Not tired of winning yet…
At 5:10 PM Eastern time last night, my beloved Sophie crossed the Rainbow Bridge.
Growing up in group homes, I never had a pet of my own. In retrospect it’s understandable, because most kids aren’t in one particular location for a long time. Back then, however, I was angry and mad that all the other kids talked about their pets at “home” (most of the kids were in the group homes for short term, while I was a long term kid). I got a cat when I was 13 and in my first foster home (Max is awesome for letting me get that cat), and the world was just that awesome. Of course, as I learned later in life, a cat is definitely not a dog.
Sophie arrived at the Roanoke Valley SPCA in September of 2013. I don’t know why her former owners surrendered her, but I was just glad that this extremely friendly dog was interested in me. I wasn’t sure how well she’d do with cats, but I figured that Casper and Wally would be able to adjust having a 100 pound beast in the house (they did… eventually).

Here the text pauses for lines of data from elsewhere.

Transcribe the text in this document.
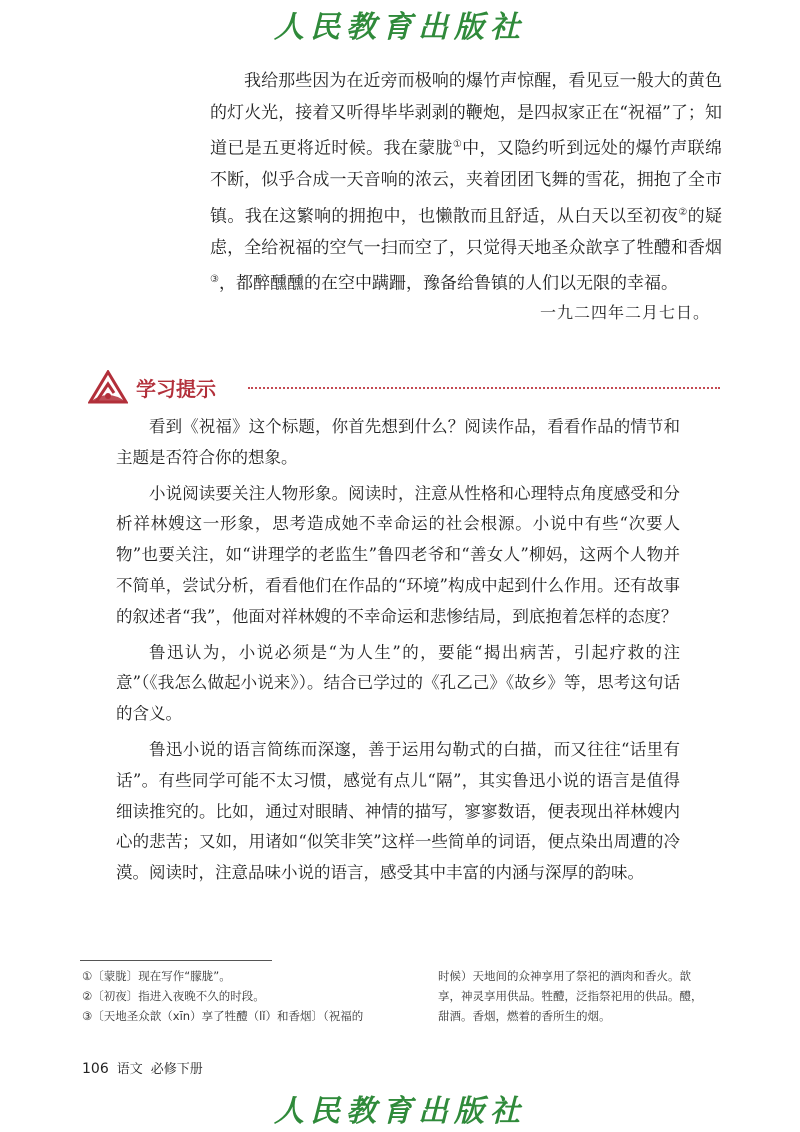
人民教育出版社

我给那些因为在近旁而极响的爆竹声惊醒，看见豆一般大的黄色的灯火光，接着又听得毕毕剥剥的鞭炮，是四叔家正在“祝福”了；知道已是五更将近时候。我在蒙胧①中，又隐约听到远处的爆竹声联绵不断，似乎合成一天音响的浓云，夹着团团飞舞的雪花，拥抱了全市镇。我在这繁响的拥抱中，也懒散而且舒适，从白天以至初夜②的疑虑，全给祝福的空气一扫而空了，只觉得天地圣众歆享了牲醴和香烟③，都醉醺醺的在空中蹒跚，豫备给鲁镇的人们以无限的幸福。

一九二四年二月七日。
学习提示

看到《祝福》这个标题，你首先想到什么？阅读作品，看看作品的情节和主题是否符合你的想象。

小说阅读要关注人物形象。阅读时，注意从性格和心理特点角度感受和分析祥林嫂这一形象，思考造成她不幸命运的社会根源。小说中有些“次要人物”也要关注，如“讲理学的老监生”鲁四老爷和“善女人”柳妈，这两个人物并不简单，尝试分析，看看他们在作品的“环境”构成中起到什么作用。还有故事的叙述者“我”，他面对祥林嫂的不幸命运和悲惨结局，到底抱着怎样的态度？

鲁迅认为，小说必须是“为人生”的，要能“揭出病苦，引起疗救的注意”（《我怎么做起小说来》）。结合已学过的《孔乙己》《故乡》等，思考这句话的含义。

鲁迅小说的语言简练而深邃，善于运用勾勒式的白描，而又往往“话里有话”。有些同学可能不太习惯，感觉有点儿“隔”，其实鲁迅小说的语言是值得细读推究的。比如，通过对眼睛、神情的描写，寥寥数语，便表现出祥林嫂内心的悲苦；又如，用诸如“似笑非笑”这样一些简单的词语，便点染出周遭的冷漠。阅读时，注意品味小说的语言，感受其中丰富的内涵与深厚的韵味。

①〔蒙胧〕现在写作“朦胧”。
②〔初夜〕指进入夜晚不久的时段。
③〔天地圣众歆（xīn）享了牲醴（lǐ）和香烟〕（祝福的
时候）天地间的众神享用了祭祀的酒肉和香火。歆
享，神灵享用供品。牲醴，泛指祭祀用的供品。醴，
甜酒。香烟，燃着的香所生的烟。
106 语文 必修下册
人民教育出版社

She was with me for 6 books and numerous short stories. I named a character in a book for her. She was an amazing puppy who just wanted to be on your lap and be told that she was a good girl. She was also an extremely smart dog who was able to speak on command, begged better than anyone, and was very interested in those Twix candy bars that were oddly placed in the cat’s litter boxes. She was protective of the house and her own, and she was loyal to the end.
In the end, health problems were the end of her. She was almost 6. Too young for a dog to develop cancer and hyperthyroidism. My baby dropped from 100 pounds to almost 70, and the vet agreed that, barring prednisone injections that might give her an extra month, that putting her to sleep was the best thing to do.
I didn’t want my loyal friend to be in pain any longer, so I agreed.
I’m mad, though. I’m mad that I only got 2 years with my dog. Mad because she was my first dog, and a boy should be be able to spend many years with his dog.
I cried last night. I’m still crying now.
Goodbye Sophie. I’ll see you on the other side.